Member of People's Representative Council
- In office 2 October 2014 – 21 November 2018
- Succeeded by: Edy Kuntadi
- Constituency: East Java 10

Personal details
- Born: 13 May 1970 (age 54) Jakarta

= Eni Maulani Saragih =

Indonesian politician

Eni Maulani Saragih (born 13 May 1970) is an Indonesian politician who was a member of the People's Representative Council. She was first elected in the 2014 legislative election as a member of Golkar. She was arrested by the Corruption Eradication Commission in 2018, being accused of having accepted bribery, and was imprisoned until 2022.

==Background==
Eni was born in Jakarta on 13 May 1970. She completed her elementary and middle school in West Jakarta, and her high school at SMA Negeri 70 Jakarta. She later graduated from IKIP Jakarta (today Jakarta State University) in 1994, from an economic institute in 2008, and earned a masters from Trisakti University in 2013.

==Career==
In the 2014 legislative election, she was elected to the People's Representative Council as a member of Golkar after winning 84.837 votes. She represented the 10th East Java constituency, which included the regencies of Lamongan and Gresik. She was appointed as the deputy chairman of the parliament's seventh commission in April 2018, after previously being assigned to the second commission.

===Arrest===
On 13 July 2018, the Corruption Eradication Commission (KPK) apprehended Eni at the home of Social Minister Idrus Marham, along with 8 others. She was named a suspect and accused of having received bribes related to the construction of a coal-powered power plant in Riau, and that Social Minister Idrus Marham was heavily involved. KPK later named Idrus as a suspect as well, prompting his resignation.

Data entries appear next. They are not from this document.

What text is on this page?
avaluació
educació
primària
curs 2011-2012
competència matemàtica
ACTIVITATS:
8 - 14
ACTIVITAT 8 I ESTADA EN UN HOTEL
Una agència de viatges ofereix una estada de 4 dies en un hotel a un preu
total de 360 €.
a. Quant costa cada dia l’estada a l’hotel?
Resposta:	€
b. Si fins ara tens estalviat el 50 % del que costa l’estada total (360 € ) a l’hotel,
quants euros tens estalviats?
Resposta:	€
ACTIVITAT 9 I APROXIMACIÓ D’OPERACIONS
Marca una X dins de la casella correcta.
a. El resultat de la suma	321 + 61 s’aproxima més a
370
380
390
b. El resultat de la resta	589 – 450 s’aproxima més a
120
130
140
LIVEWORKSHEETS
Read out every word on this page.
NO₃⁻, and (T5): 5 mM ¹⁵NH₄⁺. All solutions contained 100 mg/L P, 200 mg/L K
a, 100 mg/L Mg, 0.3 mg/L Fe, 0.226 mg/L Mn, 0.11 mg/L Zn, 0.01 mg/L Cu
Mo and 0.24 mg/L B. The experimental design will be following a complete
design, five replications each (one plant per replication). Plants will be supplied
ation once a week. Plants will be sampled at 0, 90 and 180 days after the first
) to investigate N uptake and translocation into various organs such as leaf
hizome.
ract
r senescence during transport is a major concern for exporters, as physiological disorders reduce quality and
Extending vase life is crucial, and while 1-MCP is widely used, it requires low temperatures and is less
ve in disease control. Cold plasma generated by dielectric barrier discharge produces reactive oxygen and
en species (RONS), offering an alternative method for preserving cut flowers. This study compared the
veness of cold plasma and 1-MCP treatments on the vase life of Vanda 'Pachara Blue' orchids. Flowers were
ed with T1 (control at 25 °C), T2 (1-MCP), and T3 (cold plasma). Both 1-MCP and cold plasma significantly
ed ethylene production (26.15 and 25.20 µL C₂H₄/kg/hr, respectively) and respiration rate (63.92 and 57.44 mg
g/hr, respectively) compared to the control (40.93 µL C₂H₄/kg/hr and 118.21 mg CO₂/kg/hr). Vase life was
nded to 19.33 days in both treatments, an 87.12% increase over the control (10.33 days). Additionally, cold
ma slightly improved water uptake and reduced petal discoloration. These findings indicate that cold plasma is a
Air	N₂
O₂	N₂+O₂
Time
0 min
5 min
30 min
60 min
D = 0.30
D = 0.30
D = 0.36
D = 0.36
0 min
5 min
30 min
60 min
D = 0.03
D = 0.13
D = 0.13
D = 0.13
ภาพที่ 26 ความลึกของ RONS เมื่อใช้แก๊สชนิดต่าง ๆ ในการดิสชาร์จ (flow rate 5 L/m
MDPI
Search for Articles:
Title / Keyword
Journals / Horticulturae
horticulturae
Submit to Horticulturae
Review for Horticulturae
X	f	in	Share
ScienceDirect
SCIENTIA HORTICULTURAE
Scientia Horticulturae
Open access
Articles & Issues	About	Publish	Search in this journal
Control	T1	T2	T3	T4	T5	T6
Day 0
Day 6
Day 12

She returned Rp 500 million (US$34,000) to investigators and was reportedly being cooperative, with her proposing to be a justice collaborator. She was sentenced to six years in prison in March 2019. Her replacement Edy Kuntadi was sworn into the parliament on 21 November 2018. On 17 August 2022, she received a remission due to Indonesia's independence day, and she was released on the same day.

==Family==
She is married to M Al Khadziq, who was elected as the regent of Temanggung in 2018. The couple has three children.